Efficient and long-term gene transfer is essential for clinical gene therapy, of which intensity and duration of transgenic expression are the two main parameters (21). Chemically synthesized small hairpin RNAs delivered to target cells are known to be transient, lasting only 3–4 days, with low transfection efficiency (16,22). Lentiviral vectors can achieve 70% gene transfer efficacy in both dividing and nondividing hepatocarcinoma cells over a 16-h transduction period with a multiplicity of infection of 1 (4,21,23). It is noteworthy that lentiviral vectors can efficiently transduce HCC cells in the context of HBV infection, which makes gene therapy protocols in combination with other therapeutic approaches (surgery and/or chemotherapy) feasible (16,22). Although there are biosafety concerns, including potential insertional mutagenesis and vector-related toxic side effects to the liver, the current third generation human immunodeficiency virus-1-based lentiviral vectors have minimized the potential risk (16,24).

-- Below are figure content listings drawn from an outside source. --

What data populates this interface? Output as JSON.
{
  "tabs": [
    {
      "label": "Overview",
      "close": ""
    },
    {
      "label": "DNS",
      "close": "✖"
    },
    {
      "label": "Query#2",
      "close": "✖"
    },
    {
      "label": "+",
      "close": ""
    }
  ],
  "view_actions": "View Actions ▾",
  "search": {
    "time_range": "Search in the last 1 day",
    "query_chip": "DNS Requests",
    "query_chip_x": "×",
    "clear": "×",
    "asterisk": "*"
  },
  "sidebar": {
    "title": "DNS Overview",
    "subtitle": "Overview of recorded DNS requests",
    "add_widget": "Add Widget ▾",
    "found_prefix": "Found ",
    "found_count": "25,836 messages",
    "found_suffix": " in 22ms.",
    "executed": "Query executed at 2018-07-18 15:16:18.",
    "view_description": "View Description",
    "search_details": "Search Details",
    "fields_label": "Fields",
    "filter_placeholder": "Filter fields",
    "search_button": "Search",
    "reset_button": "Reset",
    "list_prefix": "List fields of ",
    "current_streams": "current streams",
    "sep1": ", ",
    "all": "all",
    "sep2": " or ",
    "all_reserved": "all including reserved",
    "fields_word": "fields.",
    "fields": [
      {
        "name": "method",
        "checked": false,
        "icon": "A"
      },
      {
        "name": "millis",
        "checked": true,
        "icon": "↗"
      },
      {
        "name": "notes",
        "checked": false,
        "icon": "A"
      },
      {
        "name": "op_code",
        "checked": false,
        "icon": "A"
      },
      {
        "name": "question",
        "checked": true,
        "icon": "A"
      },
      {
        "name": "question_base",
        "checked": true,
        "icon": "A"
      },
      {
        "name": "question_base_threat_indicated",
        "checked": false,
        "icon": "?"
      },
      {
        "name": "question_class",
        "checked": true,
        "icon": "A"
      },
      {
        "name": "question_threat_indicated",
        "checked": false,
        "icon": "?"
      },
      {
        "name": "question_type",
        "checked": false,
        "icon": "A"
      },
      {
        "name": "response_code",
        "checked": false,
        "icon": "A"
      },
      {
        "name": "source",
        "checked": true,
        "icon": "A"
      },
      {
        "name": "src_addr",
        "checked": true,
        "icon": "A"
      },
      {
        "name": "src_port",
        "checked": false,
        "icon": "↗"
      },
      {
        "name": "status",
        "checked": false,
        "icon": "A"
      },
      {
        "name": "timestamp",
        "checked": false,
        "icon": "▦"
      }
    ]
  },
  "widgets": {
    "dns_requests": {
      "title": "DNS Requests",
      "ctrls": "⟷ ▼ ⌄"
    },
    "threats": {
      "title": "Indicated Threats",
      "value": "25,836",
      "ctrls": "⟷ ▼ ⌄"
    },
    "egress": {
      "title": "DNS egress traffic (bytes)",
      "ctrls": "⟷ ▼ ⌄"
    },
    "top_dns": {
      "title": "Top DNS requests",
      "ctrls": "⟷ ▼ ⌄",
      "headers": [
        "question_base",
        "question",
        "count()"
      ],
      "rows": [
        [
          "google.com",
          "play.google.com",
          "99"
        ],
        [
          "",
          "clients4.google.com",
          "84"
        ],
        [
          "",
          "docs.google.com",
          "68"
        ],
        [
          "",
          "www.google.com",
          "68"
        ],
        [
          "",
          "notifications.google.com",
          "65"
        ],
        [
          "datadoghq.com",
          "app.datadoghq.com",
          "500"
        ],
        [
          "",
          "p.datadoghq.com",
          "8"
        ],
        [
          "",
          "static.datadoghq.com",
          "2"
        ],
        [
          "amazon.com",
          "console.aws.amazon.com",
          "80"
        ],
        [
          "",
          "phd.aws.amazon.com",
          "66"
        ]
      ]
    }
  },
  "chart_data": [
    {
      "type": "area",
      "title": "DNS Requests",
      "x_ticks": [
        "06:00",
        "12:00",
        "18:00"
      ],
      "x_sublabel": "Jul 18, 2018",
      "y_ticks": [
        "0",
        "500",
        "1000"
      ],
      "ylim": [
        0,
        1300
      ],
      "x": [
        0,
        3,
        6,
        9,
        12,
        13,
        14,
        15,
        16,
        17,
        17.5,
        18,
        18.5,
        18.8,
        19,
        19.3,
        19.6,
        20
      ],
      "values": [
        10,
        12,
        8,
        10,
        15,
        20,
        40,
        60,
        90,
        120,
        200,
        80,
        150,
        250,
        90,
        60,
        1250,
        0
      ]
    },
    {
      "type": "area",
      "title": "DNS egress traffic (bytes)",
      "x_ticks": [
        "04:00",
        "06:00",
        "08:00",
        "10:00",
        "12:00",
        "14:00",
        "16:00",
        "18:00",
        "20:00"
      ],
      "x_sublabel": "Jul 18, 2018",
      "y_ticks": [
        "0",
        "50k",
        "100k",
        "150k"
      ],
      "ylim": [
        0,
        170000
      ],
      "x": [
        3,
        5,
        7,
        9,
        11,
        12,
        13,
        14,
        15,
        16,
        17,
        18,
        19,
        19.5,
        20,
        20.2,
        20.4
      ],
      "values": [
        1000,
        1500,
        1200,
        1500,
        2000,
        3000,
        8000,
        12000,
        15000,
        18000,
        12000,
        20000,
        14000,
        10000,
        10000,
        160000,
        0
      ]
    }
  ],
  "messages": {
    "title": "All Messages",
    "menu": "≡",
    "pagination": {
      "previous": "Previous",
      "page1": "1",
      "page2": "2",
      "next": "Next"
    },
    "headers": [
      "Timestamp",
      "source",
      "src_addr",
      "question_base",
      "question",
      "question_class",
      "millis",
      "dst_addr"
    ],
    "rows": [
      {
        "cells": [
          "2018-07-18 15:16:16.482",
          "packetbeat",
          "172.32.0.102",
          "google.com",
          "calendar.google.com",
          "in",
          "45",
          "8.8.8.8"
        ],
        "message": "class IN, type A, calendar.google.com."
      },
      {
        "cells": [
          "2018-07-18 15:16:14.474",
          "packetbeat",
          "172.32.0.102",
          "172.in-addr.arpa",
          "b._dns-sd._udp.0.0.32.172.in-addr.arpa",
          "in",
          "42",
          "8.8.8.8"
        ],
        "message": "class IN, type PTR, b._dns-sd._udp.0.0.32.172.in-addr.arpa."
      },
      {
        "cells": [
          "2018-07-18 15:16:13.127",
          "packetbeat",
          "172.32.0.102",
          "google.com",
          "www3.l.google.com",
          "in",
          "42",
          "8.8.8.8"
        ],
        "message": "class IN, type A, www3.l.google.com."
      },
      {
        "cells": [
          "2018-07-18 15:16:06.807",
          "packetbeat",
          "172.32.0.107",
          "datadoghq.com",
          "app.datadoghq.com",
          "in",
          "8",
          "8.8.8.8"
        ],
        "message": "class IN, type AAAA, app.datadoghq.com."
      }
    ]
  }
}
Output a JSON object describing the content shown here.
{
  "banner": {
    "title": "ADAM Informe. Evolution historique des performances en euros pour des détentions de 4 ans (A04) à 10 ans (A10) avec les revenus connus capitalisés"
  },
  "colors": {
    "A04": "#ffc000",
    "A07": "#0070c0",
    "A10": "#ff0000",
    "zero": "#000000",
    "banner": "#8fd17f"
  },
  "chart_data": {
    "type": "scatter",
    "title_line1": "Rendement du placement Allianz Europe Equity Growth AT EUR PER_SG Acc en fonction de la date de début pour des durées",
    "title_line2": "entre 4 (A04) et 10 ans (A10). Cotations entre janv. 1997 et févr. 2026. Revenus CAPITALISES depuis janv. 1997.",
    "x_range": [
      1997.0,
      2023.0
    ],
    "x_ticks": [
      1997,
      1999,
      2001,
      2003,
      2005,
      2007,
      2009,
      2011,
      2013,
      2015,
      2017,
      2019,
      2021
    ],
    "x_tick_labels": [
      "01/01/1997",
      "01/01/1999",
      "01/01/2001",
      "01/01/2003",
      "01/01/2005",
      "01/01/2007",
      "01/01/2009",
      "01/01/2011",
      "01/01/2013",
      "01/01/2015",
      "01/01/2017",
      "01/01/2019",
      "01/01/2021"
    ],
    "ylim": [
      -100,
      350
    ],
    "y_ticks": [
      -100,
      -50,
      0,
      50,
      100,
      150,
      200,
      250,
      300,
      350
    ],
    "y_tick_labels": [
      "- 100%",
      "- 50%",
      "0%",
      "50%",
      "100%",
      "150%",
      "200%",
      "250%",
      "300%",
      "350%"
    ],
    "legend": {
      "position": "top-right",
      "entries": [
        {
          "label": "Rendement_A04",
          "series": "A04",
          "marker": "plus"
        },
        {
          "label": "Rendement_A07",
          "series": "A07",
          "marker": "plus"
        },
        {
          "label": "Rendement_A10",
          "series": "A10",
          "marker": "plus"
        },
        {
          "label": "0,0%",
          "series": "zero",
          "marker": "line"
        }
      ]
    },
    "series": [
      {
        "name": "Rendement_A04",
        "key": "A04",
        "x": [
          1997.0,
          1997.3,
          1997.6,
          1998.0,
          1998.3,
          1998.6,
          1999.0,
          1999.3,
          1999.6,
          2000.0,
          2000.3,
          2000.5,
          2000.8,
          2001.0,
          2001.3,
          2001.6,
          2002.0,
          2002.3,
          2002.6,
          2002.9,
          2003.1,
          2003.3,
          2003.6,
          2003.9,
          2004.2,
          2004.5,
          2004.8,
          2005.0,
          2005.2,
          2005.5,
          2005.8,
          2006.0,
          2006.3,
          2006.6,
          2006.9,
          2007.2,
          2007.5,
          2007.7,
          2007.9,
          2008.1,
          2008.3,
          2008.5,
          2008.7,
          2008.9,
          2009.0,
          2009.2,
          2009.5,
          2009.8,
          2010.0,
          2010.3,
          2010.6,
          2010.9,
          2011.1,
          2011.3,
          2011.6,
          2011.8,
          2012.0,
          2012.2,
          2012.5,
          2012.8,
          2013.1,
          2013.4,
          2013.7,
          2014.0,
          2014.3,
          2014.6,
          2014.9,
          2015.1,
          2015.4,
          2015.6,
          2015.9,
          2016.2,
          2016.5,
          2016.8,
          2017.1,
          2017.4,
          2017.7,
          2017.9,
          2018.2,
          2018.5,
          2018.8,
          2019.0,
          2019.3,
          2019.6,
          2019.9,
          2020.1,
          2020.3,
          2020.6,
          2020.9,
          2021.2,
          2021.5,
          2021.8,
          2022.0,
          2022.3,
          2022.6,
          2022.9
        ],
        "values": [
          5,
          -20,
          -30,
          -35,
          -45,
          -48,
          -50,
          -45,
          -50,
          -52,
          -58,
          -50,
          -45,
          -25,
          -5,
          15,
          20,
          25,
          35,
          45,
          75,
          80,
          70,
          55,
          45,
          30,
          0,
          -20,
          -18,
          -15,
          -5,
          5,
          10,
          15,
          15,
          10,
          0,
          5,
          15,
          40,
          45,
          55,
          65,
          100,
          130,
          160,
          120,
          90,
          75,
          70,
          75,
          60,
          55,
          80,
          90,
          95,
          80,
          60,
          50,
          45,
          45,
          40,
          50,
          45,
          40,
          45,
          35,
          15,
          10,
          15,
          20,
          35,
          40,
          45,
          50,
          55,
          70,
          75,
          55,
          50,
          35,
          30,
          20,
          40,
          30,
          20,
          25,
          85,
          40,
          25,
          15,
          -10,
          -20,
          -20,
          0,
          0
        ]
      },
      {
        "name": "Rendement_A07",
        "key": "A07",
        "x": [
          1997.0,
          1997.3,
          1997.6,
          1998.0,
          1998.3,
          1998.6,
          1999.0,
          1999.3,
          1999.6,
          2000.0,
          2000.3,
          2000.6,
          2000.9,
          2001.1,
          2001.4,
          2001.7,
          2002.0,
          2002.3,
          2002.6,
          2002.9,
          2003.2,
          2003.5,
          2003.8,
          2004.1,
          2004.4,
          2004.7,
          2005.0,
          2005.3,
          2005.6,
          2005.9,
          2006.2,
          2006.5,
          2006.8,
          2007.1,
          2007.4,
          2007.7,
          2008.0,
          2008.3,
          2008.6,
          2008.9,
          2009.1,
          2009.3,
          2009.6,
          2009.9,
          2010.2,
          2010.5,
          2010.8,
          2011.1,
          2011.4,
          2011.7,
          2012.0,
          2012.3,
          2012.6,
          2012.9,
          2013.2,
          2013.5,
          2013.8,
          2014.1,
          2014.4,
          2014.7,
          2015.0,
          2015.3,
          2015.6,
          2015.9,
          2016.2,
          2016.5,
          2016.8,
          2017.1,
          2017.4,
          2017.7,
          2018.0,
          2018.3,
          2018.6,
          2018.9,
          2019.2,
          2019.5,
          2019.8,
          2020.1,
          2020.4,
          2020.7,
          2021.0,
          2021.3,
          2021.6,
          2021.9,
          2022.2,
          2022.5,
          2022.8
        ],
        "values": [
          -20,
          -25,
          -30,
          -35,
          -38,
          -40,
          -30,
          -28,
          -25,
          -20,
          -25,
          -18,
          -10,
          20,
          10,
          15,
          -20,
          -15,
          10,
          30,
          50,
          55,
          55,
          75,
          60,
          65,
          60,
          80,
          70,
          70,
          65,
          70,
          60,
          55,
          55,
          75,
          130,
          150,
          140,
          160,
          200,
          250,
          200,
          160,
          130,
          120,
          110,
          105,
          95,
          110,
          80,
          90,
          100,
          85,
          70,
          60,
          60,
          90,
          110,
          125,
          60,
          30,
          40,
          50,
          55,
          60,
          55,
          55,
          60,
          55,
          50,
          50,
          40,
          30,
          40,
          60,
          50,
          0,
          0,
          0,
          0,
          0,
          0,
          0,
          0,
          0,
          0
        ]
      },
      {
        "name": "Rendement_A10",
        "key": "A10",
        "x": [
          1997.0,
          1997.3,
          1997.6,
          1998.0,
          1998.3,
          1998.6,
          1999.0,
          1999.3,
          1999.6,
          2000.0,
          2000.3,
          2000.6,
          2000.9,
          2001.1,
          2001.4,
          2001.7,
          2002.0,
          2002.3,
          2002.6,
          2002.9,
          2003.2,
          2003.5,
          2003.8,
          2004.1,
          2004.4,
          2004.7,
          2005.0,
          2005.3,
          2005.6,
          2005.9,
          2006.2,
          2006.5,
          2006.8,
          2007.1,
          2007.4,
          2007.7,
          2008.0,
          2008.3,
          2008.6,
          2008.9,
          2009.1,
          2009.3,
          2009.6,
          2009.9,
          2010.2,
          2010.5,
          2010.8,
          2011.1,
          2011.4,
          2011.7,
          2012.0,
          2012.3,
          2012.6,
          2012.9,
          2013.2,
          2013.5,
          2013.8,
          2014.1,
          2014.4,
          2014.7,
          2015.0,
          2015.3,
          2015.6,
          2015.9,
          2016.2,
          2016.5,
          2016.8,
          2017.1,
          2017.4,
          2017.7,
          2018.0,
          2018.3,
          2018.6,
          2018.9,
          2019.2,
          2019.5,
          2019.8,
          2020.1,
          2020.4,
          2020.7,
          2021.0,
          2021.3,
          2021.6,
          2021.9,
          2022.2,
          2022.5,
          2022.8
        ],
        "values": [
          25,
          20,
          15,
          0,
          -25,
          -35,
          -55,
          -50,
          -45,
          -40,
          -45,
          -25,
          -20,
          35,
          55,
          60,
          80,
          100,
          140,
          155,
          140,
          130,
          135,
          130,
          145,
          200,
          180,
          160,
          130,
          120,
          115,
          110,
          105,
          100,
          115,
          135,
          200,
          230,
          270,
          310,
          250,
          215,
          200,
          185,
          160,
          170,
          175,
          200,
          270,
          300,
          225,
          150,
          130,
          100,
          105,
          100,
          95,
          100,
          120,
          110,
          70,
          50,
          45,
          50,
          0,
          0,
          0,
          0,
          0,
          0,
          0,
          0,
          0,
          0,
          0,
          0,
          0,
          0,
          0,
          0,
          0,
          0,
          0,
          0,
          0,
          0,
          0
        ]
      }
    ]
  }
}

In summary, while the exact molecular mechanisms behind CHODL involvement in HCC tumorigenesis remain to be studied, our investigation suggests that CHODL plays a role in proliferation and aggression of HCC. CHODL may be a candidate therapeutic and prognostic biomarker for liver cancer.

In this study, we found that the expression of CHODL was significantly lower in HCC clinical samples and in HCC cell lines than in normal liver tissue. Lentivirus-mediated overexpression of CHODL in SMMC7721 liver cancer cells significantly increased cell migration and invasion. Our study demonstrates for the first time a positive correlation between CHODL and HCC metastasis.